Undang Undang Pemberantasan
Tindak Pidana Korupsi masih membuka peluang besar bagi timbulnya suap. Syariat
Islam telah menetapkan aturan yang menutup rapat semua celah terjadinya suap.
Pejabat yang disuap dan yang menyuap sama-sama dilaknat.
Hubungan harmonis
dalam masyarakat adalah sumber kejayaan umat. Sebaliknya, perpecahan adalah
awal kehancuran umat. Allah berfirman, yang artinya, “Dan taatlah kepada
Allah dan Rasul-Nya dan janganlah kamu berbantah-bantahan yang menyebabkan kamu
menjadi gentar dan hilang kekuatanmu dan bersabarlah. Sesungguhnya Allah
beserta orang-orang yang sabar.” (QS. Al-Anfal: 46)
Membedakan Hadiah atau Suap
Syariat
mengajarkan berbagai kiat merajut persatuan. Kiat menyuburkan kasih sayang
antara dua insan adalah saling memberi hadiah. Nabi Shallallahu ‘alaihi wa
sallam bersabda, “Hendaknya kalian saling memberi hadiah, karena hadiah
dapat menghilangkan kebencian yang ada dalam dada. Janganlah seorang wanita
meremehkan arti suatu hadiah yang ia berikan kepada tetangganya, walau hanya
berupa kikil (kaki) kambing.” (HR. At-Turmudzi). Dengan jelas hadis ini
menggambarkan fungsi hadiah dalam syariat Islam. Anjuran saling memberi hadiah
bertujuan mempererat hubungan kasih sayang dan mengikis segala bentuk jurang
pemisah antara pemberi dan penerima hadiah.
Mencermati dalil
tersebut, juga lainnya, dapat disimpulkan, konsep memberi hadiah dalam syariat Islam
benar-benar berlatar belakang sosial, tanpa embel-embel komersial. Makna inilah
yang secara tegas dinyatakan oleh Nabi Shallallahu ‘alaihi wa sallam dalam
hadisnya tentang fungsi hadiah yang benar-benar hadiah, “Hendaknya kalian
saling bertukar hadiah agar kalian saling mencintai.” (Bukhari dalam kitab
Adab Mufrad)
Penjelasan
tersebut mendorong kita untuk mengoreksi berbagai hadiah, yang kita berikan dan
hadiah yang kita terima. Rasa sungkan, keinginan membangun relasi bisnis, dan
pengaruh pamprih lain, lebih melandasi seseorang memberi hadiah. Mungkin inilah
mengapa hadiah tidak pernah singgah ke rumah orang tak berpangkat dan miskin,
walaupun dia patuh beragama.
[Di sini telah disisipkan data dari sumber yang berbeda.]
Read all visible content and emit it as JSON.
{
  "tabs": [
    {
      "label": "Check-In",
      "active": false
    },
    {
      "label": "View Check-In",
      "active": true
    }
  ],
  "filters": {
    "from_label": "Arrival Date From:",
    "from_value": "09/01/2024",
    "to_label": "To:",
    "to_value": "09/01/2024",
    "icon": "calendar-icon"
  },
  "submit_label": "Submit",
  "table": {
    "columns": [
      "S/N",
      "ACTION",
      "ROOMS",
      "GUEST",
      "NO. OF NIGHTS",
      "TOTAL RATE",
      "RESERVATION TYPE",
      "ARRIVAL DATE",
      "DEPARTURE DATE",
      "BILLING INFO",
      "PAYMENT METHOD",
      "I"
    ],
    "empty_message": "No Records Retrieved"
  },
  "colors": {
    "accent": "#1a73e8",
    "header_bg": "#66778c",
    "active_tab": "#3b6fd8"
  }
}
Sebaliknya, berbagai jenis hadiah membanjir ke
orang berpangkat atau kaya walau buruk agamanya.
Suatu hari
Rasulullah Shallallahu ‘alaihi wa sallam melimpahkan tugas ke seorang
lelaki untuk memungut sedekah. Tapi utusan itu ternyata menerima hadiah dari
penyetor zakat. Seusai melakukan tugasnya, lelaki tersebut berkata, Wahai
Rasulullah, harta ini adalah hasil kerjaku dan aku serahkan kepadamu. Sedangkan
harta ini adalah hadiah yang aku dapatkan.
Menanggapi sikap
utusan tersebut, Rasulullah Shallallahu ‘alaihi wa sallam bersabda, “Mengapa
engkau tidak duduk-duduk saja di rumah ayah dan ibumu, lalu lihatlah adakah
engkau mendapatkan hadiah atau tidak?” Selanjutnya Rasulullah Shallallahu
‘alaihi wa sallam naik mimbar dan berkhutbah, Amma ba’du: Mengapa
seorang utusan yang aku beri tugas lalu ketika pulang ia berkata, ‘Ini hasil
tugasku sedangkan ini adalah hadiah milikku?’ Tidakkah ia duduk saja di rumah
ayah dan ibunya, lalu dia lihat adakah ia mendapatkan hadiah atau tidak.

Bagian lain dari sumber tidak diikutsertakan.